Erbe und Tradition werden oft als Elemente der Vergangenheit betrachtet, eingefroren in alten Zeiten, irrelevant für unser modernes Alltagsleben. Durch mein Schreiben versuche ich, Erbe und Gegenwart miteinander zu verbinden, um zu erkunden, wie wir eine Verbindung zu unserer Geschichte herstellen können und wie viel davon unsere Wahrnehmung der Welt heute prägt.

Zwischen Vergangenheit und Gegenwart mit Ehrlichkeit zu arbeiten, nicht um des Folkloristischen willen, ist, denke ich, eines der Parallelen zwischen dem, was ich verfolge, und der Philosophie von CERVO.

Wir teilen den tiefen Glauben, dass wir die Vergangenheit brauchen, um die Zukunft zu gestalten, und dass dies der Weg nach vorn ist. Nur wenn wir mit traditionellen Werten im Einklang stehen, kann eine zeitgemässe Denkweise wirklich nachhaltig sein.

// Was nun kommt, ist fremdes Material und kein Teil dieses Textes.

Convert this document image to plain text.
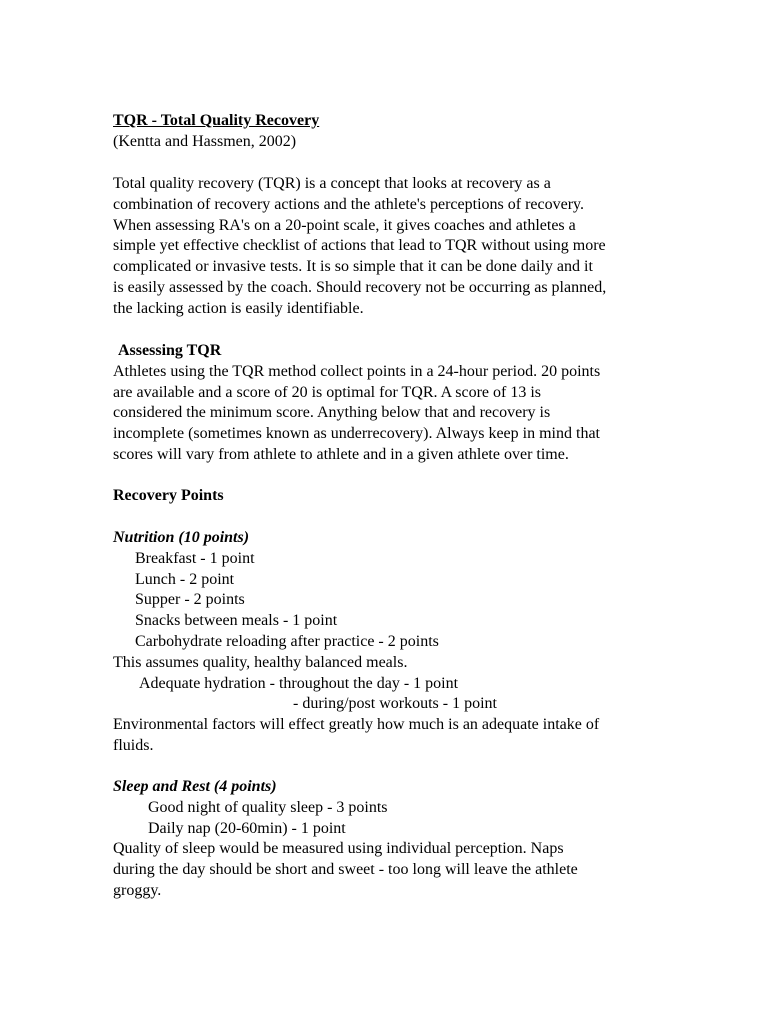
TQR - Total Quality Recovery
(Kentta and Hassmen, 2002)
Total quality recovery (TQR) is a concept that looks at recovery as a
combination of recovery actions and the athlete's perceptions of recovery.
When assessing RA's on a 20-point scale, it gives coaches and athletes a
simple yet effective checklist of actions that lead to TQR without using more
complicated or invasive tests. It is so simple that it can be done daily and it
is easily assessed by the coach. Should recovery not be occurring as planned,
the lacking action is easily identifiable.
Assessing TQR
Athletes using the TQR method collect points in a 24-hour period. 20 points
are available and a score of 20 is optimal for TQR. A score of 13 is
considered the minimum score. Anything below that and recovery is
incomplete (sometimes known as underrecovery). Always keep in mind that
scores will vary from athlete to athlete and in a given athlete over time.
Recovery Points
Nutrition (10 points)
Breakfast - 1 point
Lunch - 2 point
Supper - 2 points
Snacks between meals - 1 point
Carbohydrate reloading after practice - 2 points
This assumes quality, healthy balanced meals.
Adequate hydration - throughout the day - 1 point
- during/post workouts - 1 point
Environmental factors will effect greatly how much is an adequate intake of
fluids.
Sleep and Rest (4 points)
Good night of quality sleep - 3 points
Daily nap (20-60min) - 1 point
Quality of sleep would be measured using individual perception. Naps
during the day should be short and sweet - too long will leave the athlete
groggy.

Dies ist schwer fassbar, da diese Vorstellungen oft als gegensätzlich angesehen werden. Das Beste aus unserem Erbe zu machen, während wir den Klimawandel anerkennen, bedeutet, auf einem schmalen Grat zu wandeln, der Innovation, Vision und Demut erfordert.

CERVO zeigt, dass wir unsere Traditionen ehren können, sie mit anderen vermischen, offen, neugierig und fürsorglich sein können, während wir tief in unserer Ecke der Welt verwurzelt bleiben. Das ist eine Inspiration.